LIMSI-CNRS, Orsay, France.
J Am Med Inform Assoc. 2013 Sep-Oct;20(5):820-7. doi: 10.1136/amiajnl-2013-001627. Epub 2013 Apr 9.
To identify the temporal relations between clinical events and temporal expressions in clinical reports, as defined in the i2b2/VA 2012 challenge.
To detect clinical events, we used rules and Conditional Random Fields. We built Random Forest models to identify event modality and polarity. To identify temporal expressions we built on the HeidelTime system. To detect temporal relations, we systematically studied their breakdown into distinct situations; we designed an oracle method to determine the most prominent situations and the most suitable associated classifiers, and combined their results.
We achieved F-measures of 0.8307 for event identification, based on rules, and 0.8385 for temporal expression identification. In the temporal relation task, we identified nine main situations in three groups, experimentally confirming shared intuitions: within-sentence relations, section-related time, and across-sentence relations. Logistic regression and Naïve Bayes performed best on the first and third groups, and decision trees on the second. We reached a 0.6231 global F-measure, improving by 7.5 points our official submission.
Carefully hand-crafted rules obtained good results for the detection of events and temporal expressions, while a combination of classifiers improved temporal link prediction. The characterization of the oracle recall of situations allowed us to point at directions where further work would be most useful for temporal relation detection: within-sentence relations and linking History of Present Illness events to the admission date. We suggest that the systematic situation breakdown proposed in this paper could also help improve other systems addressing this task.

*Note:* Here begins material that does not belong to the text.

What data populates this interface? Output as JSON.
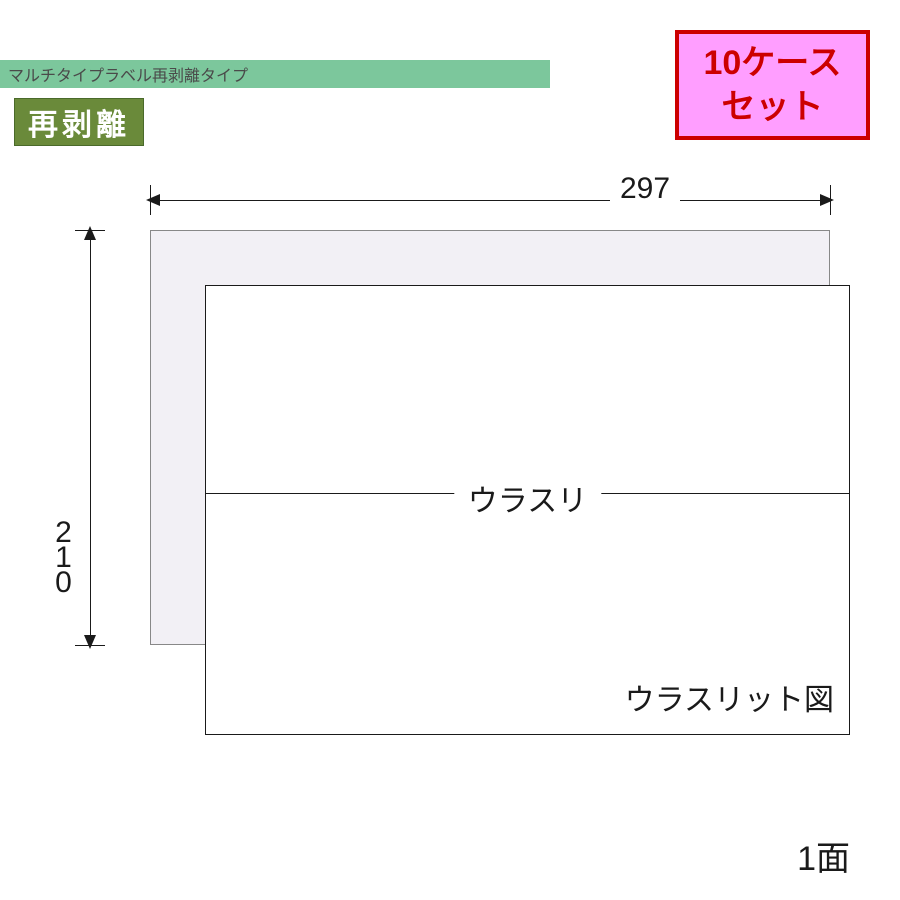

确定临床报告中临床事件和时间表达之间的时间关系,如 i2b2/VA 2012 挑战赛所定义的。
为了检测临床事件,我们使用了规则和条件随机场。我们构建了随机森林模型来识别事件模式和极性。为了识别时间表达,我们构建了 HeidelTime 系统。为了检测时间关系,我们系统地研究了它们分解为不同情况的方法;我们设计了一种甲骨文方法来确定最突出的情况和最合适的相关分类器,并结合它们的结果。
我们基于规则实现了事件识别的 F1 度量为 0.8307,基于时间表达识别的 F1 度量为 0.8385。在时间关系任务中,我们在三个组中确定了九个主要情况,通过实验证实了共同的直觉:句子内关系、与部分相关的时间和句子间关系。逻辑回归和朴素贝叶斯在第一组和第三组中表现最好,决策树在第二组中表现最好。我们达到了 0.6231 的全局 F1 度量,比官方提交的成绩提高了 7.5 分。
精心制作的规则在检测事件和时间表达方面取得了良好的效果,而分类器的组合提高了时间链接预测的效果。情况的甲骨文召回率的描述使我们能够指出在时间关系检测方面进一步工作最有用的方向:句子内关系和将现病史事件与入院日期联系起来。我们建议,本文提出的系统情况分解也可以帮助改进其他解决此任务的系统。